Once the idea was shared with Roger Penske, the owner of IMS and the NTT INDYCAR SERIES, the effort went into high gear through Penske’s “Race for Equality & Change” initiative. Penske arranged for a technical alliance with Team Penske, and Paretta began organizing potential crew members and auxiliary personnel to make the Chevrolet-powered operation as female-driven as possible.
On May 23, the No. 16 Chevrolet-powered entry earned its coveted starting position in the 33-car field by posting a four-lap average of 228.353 mph. Yes, it had to survive a nerve-wracking Bump Day, but so did Will Power, a veteran Team Penske driver and the winner of the 2018 “500.” As every competitor knows, Indy has a way of humbling even the best of competitors, and it has been known to show no mercy when it comes to qualifying.

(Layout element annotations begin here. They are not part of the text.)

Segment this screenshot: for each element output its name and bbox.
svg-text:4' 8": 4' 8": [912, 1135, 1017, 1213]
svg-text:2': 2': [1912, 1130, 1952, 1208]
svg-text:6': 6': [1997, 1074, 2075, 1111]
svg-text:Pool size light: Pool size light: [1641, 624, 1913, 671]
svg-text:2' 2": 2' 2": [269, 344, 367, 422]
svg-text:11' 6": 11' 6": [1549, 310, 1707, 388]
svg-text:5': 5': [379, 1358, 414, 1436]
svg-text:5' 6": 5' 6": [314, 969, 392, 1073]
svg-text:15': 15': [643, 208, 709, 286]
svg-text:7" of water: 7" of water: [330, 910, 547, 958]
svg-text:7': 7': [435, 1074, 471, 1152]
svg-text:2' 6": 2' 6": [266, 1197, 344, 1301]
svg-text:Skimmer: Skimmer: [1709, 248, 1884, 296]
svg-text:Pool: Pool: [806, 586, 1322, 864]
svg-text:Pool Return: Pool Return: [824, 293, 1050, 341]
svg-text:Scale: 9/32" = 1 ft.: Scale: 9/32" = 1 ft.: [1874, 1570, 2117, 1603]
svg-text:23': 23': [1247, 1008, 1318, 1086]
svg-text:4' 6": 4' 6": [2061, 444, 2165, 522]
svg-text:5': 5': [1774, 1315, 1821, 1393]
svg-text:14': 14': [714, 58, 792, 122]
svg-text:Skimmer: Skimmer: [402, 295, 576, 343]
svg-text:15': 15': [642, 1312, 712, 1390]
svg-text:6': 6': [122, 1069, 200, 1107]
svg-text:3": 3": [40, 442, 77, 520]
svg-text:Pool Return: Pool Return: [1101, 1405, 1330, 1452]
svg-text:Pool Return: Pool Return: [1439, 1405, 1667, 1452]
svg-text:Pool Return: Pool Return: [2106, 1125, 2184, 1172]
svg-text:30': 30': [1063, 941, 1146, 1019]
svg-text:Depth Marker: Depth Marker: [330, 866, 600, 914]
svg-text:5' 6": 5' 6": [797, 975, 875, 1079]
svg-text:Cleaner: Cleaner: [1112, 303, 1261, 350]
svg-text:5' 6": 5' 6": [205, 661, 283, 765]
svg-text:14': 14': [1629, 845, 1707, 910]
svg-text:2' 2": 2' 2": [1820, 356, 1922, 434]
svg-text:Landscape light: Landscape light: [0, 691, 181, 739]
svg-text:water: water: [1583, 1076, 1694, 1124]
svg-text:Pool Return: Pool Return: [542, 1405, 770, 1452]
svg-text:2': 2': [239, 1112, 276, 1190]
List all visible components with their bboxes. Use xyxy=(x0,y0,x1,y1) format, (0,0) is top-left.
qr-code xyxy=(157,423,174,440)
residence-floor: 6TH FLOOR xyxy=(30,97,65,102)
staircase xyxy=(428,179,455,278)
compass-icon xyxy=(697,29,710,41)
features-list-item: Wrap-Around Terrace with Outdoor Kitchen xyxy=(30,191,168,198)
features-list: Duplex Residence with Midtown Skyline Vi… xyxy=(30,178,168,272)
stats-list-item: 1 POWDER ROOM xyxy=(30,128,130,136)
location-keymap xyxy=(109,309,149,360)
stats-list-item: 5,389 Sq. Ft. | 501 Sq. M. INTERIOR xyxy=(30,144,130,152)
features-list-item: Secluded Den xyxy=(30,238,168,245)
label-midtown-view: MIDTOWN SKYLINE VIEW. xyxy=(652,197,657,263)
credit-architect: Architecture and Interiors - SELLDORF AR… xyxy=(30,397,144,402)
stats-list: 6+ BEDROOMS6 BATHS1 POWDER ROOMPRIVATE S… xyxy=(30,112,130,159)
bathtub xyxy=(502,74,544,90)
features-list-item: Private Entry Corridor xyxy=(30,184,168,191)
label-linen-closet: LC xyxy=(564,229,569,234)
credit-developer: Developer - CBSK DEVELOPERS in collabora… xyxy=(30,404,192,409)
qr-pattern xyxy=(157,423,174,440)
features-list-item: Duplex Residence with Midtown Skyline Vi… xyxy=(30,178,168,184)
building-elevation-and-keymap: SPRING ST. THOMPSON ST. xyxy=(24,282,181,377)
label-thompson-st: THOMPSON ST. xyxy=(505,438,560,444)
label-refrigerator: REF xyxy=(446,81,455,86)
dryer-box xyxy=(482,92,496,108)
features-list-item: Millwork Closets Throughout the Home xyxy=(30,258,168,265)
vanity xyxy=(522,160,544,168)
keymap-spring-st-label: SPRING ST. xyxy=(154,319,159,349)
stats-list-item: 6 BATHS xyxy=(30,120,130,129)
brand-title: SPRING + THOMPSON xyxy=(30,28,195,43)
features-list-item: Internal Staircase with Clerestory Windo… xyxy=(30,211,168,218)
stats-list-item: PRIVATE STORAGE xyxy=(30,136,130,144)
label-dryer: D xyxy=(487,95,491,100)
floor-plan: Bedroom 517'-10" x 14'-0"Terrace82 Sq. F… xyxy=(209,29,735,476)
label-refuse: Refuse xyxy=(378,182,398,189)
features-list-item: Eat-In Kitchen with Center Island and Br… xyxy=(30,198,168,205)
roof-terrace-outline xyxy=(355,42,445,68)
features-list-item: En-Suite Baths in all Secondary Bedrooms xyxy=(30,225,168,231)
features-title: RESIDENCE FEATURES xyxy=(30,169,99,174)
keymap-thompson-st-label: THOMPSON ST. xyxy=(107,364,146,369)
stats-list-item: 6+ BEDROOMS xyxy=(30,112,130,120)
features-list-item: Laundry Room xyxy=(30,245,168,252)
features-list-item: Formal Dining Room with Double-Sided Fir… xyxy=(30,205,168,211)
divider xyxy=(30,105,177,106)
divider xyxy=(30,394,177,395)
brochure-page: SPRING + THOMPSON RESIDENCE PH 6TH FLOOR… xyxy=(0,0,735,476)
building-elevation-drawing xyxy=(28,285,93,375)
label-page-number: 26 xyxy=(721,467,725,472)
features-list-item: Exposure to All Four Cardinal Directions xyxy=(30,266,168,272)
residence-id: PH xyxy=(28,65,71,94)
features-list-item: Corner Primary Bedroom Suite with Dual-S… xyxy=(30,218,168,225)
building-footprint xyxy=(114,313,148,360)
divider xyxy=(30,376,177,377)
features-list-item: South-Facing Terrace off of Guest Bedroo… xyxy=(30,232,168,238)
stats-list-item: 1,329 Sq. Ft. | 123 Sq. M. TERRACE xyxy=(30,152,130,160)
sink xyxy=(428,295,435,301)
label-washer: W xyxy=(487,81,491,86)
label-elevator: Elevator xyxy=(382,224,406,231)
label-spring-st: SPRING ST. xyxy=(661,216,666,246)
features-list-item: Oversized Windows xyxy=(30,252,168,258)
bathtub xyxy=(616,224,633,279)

Like others who earned their way into the field on Bump Day, Paretta was admittedly relieved to make the race, which, of course, is never a foregone conclusion.
“It’s unbelievable,” she said. “It’s like climbing a mountain and getting to the top and looking around to see how beautiful it is. It’s just amazing and a testament to everybody working hard overnight, digging in and never giving up. That’s what it is and that’s what got us here and what got us (in the field) today.”
On Race Day, three of De Silvestro’s four tire changers were women, all there on merit. Race teams are permitted seven people to go over the wall for pit stops, and four of those representing Paretta Autosport were women.
The race did not go as well as intended, with De Silvestro retiring after the car’s brakes locked up and caused her to spin on pit road 31 laps from the finish. (The same thing happened to Power earlier in the race.) De Silvestro was credited with the 31st finishing position.
Still, the point had been made, and Paretta and her group soon began making plans for a return in 2022.